Charm-Jet Star
March 20, 2007

Track list
  1. Tug-Ga-War
  2. Tugg Loving
  3. More Di Merrier
  4. Tugg Story
  5. Give Thanks And Praise
  6. Hold Di Faith
  7. Request To The Farmer
  8. Try Me feat. Sara Jane
  9. Pretty Fly For A White Guy
  10. Hey Baby Don't Cry
  11. I'm Not Joking
  12. Grade
  13. Fi-Dayz feat. Toofree
  14. The Surf
  15. Jiggy Tuggy
  16. London Anthem feat Coco B
  17. Love Is Better Than War feat Coco B
Rating : from 5 (excellent) to 1 (poor)
Vocals : 3 Backing : 3 Production : 3 Sound quality : 5 Sleeve : 2/3
When digital reggae started to rule the dance halls in the second half of the eighties a white guy from London named Dominick managed to gain a notable place amongst his Jamaican counterparts and he actually was the only white artist to record for King Jammys. Almost two decades after Dominick appeared on the scene there's another white guy, raised in a predominantly West Indian community in North East London and calling himself Tuggawar, who tries to take his place amongst today's topnotch Jamaican dancehall artists.

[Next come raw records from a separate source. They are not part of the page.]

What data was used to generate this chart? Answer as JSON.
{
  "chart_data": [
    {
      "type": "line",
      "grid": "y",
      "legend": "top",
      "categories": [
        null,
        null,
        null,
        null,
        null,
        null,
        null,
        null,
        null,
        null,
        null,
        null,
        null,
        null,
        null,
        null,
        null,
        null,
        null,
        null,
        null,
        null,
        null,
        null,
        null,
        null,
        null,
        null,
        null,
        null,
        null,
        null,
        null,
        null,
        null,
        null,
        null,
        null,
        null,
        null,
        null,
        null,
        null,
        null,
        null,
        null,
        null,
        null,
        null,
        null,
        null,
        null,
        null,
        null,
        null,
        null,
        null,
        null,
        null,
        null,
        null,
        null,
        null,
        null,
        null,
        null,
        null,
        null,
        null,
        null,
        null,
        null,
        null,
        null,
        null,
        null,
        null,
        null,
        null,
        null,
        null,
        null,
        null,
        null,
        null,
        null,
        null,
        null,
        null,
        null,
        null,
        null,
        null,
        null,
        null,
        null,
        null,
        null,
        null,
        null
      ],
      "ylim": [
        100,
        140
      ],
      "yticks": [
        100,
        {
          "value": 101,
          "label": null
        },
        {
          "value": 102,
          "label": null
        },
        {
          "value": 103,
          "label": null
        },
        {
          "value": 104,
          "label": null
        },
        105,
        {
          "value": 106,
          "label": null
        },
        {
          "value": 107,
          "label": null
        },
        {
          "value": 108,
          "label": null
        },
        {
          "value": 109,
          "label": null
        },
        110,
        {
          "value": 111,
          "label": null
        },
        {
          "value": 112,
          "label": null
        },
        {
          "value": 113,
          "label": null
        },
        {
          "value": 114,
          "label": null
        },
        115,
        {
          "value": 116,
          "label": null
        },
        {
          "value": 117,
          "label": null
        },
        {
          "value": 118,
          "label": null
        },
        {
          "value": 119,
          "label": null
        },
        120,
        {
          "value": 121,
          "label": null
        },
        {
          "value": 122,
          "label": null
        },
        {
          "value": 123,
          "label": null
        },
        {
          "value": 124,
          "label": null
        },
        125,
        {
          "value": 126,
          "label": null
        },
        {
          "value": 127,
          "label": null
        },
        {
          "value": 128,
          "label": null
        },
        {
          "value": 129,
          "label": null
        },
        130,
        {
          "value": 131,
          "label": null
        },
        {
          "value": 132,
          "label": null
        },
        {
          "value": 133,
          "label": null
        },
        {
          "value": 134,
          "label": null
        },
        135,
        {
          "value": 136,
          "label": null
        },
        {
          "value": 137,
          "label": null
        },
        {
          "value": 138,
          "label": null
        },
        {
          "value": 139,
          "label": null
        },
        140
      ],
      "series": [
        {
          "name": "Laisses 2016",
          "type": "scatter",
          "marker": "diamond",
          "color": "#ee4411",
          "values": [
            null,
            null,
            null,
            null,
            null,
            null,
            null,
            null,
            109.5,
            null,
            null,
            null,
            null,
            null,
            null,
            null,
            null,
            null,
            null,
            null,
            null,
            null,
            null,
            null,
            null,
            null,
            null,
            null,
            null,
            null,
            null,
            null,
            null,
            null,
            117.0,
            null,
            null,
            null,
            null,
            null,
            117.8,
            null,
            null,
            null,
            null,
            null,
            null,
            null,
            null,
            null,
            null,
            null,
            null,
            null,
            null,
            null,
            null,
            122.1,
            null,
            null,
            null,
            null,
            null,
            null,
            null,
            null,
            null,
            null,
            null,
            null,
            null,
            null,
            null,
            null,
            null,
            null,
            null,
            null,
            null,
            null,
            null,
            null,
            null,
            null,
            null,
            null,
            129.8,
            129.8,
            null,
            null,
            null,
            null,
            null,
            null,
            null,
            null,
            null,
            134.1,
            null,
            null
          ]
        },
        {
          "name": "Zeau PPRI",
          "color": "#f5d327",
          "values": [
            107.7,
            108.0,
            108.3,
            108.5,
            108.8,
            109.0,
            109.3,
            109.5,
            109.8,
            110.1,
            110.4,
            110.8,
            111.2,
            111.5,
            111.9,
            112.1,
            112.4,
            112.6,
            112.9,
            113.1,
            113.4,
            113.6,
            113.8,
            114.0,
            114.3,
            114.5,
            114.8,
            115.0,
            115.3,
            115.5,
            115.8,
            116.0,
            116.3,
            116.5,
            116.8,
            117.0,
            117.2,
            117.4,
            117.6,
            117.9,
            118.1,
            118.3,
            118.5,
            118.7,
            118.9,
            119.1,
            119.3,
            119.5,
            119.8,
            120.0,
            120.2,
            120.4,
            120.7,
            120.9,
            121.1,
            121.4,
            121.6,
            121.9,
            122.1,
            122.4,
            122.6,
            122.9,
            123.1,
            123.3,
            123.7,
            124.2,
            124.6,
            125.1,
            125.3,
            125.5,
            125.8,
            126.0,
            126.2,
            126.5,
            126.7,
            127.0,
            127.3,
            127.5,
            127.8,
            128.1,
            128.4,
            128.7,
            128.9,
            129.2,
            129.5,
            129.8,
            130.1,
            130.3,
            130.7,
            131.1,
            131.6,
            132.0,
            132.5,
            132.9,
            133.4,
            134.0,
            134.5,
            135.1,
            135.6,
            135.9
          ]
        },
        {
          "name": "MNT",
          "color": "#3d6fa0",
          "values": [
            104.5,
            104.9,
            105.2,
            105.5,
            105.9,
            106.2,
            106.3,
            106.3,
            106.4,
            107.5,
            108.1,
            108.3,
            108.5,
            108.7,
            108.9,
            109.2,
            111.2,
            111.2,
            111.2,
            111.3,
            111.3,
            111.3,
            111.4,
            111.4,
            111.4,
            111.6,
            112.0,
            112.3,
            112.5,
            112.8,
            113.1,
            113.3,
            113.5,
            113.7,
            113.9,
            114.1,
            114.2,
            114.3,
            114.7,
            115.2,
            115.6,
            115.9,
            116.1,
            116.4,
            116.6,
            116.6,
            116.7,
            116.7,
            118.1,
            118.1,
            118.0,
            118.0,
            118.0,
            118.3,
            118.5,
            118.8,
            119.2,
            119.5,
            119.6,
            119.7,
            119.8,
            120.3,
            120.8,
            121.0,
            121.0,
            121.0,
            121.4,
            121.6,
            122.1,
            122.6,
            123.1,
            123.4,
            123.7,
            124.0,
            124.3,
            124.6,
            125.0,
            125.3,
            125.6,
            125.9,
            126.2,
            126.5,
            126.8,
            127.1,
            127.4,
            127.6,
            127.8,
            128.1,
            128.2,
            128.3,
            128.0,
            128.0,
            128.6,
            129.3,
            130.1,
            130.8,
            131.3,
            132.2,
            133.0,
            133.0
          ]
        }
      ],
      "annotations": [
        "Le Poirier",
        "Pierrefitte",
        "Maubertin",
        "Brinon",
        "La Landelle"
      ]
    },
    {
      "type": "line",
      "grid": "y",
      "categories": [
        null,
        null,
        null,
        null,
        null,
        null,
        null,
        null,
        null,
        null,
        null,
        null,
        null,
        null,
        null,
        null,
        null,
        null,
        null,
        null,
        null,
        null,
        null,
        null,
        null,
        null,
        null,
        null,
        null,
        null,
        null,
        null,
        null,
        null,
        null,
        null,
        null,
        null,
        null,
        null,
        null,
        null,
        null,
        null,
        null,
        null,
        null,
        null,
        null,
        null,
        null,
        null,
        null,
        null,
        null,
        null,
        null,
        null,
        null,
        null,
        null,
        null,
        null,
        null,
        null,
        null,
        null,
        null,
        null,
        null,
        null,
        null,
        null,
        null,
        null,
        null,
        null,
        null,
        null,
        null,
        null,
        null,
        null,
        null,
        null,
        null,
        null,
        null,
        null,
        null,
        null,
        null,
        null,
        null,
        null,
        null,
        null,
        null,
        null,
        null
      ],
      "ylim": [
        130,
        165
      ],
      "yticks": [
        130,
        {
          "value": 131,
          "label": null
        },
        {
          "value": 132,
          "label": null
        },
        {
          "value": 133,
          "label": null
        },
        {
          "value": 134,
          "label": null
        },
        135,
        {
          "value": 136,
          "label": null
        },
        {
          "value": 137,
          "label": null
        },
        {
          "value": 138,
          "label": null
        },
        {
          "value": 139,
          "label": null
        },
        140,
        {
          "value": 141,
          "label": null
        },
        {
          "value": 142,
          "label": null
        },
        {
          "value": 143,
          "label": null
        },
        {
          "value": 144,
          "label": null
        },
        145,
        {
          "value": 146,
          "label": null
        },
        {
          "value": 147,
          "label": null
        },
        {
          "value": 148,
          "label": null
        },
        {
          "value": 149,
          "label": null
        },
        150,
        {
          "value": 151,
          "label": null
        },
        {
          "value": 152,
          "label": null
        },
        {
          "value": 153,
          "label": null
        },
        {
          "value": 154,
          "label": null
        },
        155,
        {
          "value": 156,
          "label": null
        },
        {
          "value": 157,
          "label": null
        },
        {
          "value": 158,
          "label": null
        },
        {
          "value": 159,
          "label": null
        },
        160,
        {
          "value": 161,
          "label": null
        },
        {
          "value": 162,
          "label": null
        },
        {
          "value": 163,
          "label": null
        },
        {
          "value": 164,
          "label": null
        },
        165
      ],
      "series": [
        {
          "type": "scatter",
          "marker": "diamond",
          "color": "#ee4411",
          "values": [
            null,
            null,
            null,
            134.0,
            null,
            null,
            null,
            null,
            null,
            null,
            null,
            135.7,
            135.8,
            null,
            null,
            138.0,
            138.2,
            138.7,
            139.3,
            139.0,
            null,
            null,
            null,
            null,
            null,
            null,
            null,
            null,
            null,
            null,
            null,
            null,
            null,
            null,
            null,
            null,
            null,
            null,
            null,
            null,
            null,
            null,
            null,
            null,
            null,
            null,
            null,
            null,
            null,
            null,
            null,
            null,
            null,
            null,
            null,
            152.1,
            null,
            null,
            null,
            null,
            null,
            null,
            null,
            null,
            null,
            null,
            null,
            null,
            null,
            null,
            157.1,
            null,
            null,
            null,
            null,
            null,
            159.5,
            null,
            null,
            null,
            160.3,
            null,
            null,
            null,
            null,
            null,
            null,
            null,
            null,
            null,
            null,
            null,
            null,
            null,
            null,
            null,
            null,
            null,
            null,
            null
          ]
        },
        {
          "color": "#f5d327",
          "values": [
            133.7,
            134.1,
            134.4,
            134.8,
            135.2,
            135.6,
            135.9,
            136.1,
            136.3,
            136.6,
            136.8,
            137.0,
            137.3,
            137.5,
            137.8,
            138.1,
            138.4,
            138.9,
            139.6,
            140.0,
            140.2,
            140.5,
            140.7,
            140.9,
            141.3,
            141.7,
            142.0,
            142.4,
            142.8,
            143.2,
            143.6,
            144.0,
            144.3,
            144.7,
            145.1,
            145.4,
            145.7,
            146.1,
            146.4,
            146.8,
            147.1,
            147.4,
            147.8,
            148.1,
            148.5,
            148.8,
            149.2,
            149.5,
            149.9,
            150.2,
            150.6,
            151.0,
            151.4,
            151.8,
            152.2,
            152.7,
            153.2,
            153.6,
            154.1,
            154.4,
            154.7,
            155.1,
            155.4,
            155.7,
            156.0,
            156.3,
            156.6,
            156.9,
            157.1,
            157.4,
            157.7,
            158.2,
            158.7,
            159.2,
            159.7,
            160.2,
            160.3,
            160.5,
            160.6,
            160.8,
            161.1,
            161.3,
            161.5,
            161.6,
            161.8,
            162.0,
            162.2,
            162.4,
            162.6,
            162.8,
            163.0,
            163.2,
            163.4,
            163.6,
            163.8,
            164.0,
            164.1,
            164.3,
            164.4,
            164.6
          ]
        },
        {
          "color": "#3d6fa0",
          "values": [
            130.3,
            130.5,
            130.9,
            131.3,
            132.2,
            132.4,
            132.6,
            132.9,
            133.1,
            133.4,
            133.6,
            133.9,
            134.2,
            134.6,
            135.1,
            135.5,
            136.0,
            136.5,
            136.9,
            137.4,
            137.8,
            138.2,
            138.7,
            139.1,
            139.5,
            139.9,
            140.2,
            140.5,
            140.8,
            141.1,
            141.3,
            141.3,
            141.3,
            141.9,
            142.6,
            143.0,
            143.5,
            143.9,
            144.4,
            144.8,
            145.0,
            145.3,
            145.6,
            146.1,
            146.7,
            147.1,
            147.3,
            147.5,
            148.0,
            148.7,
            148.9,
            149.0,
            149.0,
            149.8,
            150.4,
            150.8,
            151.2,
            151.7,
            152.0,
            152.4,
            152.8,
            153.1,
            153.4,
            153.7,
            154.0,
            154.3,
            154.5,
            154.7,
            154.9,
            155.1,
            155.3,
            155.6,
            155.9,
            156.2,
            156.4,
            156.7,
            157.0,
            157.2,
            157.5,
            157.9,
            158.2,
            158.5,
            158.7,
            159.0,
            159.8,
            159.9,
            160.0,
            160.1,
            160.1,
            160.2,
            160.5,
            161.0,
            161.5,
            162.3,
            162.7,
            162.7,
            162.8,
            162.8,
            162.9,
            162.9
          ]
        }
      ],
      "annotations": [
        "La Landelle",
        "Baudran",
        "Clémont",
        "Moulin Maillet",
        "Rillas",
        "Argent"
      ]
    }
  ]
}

After learning his craft on a small, north London sound system and by listening to tapes of favourite UK sounds Unity and Saxon, Tuggawar (born to Greek and Irish parents who gave him his real name Neofytos Neofytou) left for Kingston in 2001. First, he was imprisoned in Spanish Town jail for six months, where he was called on stage at a show held for the inmates (by Jah Cure, no less), and spotted by Sean Paul's father. The latter introduced him to Roy Francis of Mixing Lab, who produced his first single, "Hot Gal". Friendship with Lexxus then resulted in Tuggawar performing at shows all over the island, including Sting two years running, as well as a management contract with renowned JA promoter Isaiah Laing. He also recorded for a number of other producers in Jamaica. Reports of his thrilling and explosive live act on a series of major annual dances in Jamaica alongside artists such as Beenie Man, Elephant Man, Vybz Kartel, Capleton, Bounty Killer, and Sizzla raised expectations further.

However, Tuggawar's 17 track debut set, which was largely produced in collaboration with Jet Star's Danny Ray, fails to make a good impression, even though this album has it moments. Most of all this collection of tunes lacks originality and identity. Tuggawar shows that he hasn't managed to set himself apart from his Jamaican counterparts. On the contrary, backed by sometimes real weak backdrops along with tried and trusted dancehall riddims like for example "Stepz", "Military", "Baddis Ting" and "Wipe Out" he delivers predominantly mediocre efforts. Besides that his patois, most likely to give his songs a real Jamaican flavour, certainly needs improvement or, even better, should be dropped. Nevertheless a few tracks are nice to hear including his former single "Tug-Ga-War", "Tugg Loving" across Computer Paul's "Spirit" riddim, the herb tune "Grade" and the combination with Sara Jane entitled "Try Me".

Real curious to see what becomes of Tuggawar in the near future. Is he hyped and will he vanish from the scene real quick or is he going to take his place amongst the big shots because he's an exceptional talent? Time will tell!!